Furthermore, in 1864-1914, so in the period between the fall of the January Uprising and the outbreak of the Great War, a new generation of young Poles unburdened with the experience of defeat, raised in a patriotic spirit, hardened in the fire of the reality of Kulturkampf, emergency laws and the removal of the Polish language from education and administration, and school strikes, was born and brought up. It was therefore natural that activists started to form secret, formally self-educational organisations which, in fact, focused on pro-independence activity.

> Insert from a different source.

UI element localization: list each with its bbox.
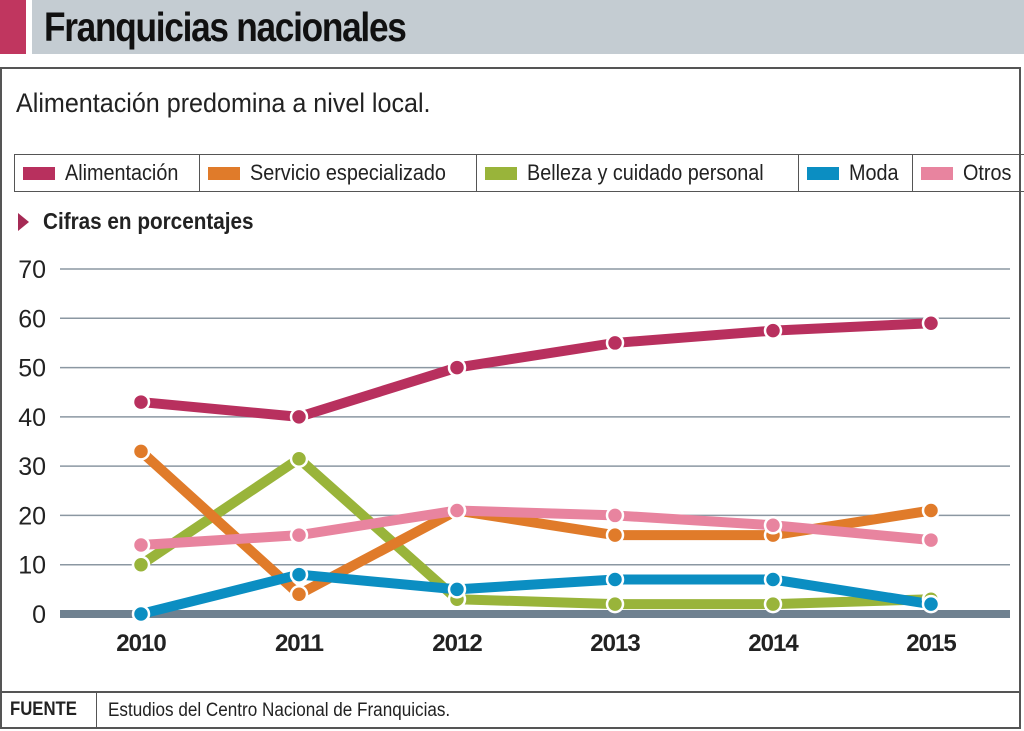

It was all about conspiracy. It must not be forgotten, however, that all of the Polish organisations operating in the Prussian Partition did great educational work. It resulted, among other things, from the specific character of the family and social life of the era when every community, focused around handicraft, religion or sports, took care of the education of their community members, fostered national awareness, organised trips, concerts, amateur theatre performances, feasts, picnics and festive integration meetings and, as far as was possible, also acted as publishers.
In the flames of war
Nearly two million soldiers of Polish nationality served in the armies of the invader countries. 500000 of them passed through the German army, fighting mainly on the toughest, Western Front. It is assumed that at least 148000 of them were killed. Before the rebirth of Poland, the Poles had to fight against each other in opposing armies. It was also they who contributed to the change of the moods within the army, when after several months, victorious marches and battles gave way to a positional war that was long-lasting, near pointless and disastrous to all of the sides of the conflict. The soldiers on the front were occupied with their own affairs, making them unable to influence the situation in their country. However, the Polish youth and the members of the secret organisations who did not go to war did not suspend their activity. From 1915, the Secret Independence Organisation functioned in schools. A year before, “battle groups of ten” had been organised among the scouts, and in May 1915, the “Union” Sports Club", the core activity of which was focused on recreation and independence, was founded. The leading activists and organisers of these associations included Stanisław Nogaj and Zenon Kosidowski. Similar organisations were established in other towns of Greater Poland. On 2 April 1916, the Municipal Scout Quarters, led by Henryk Śniegocki, was founded.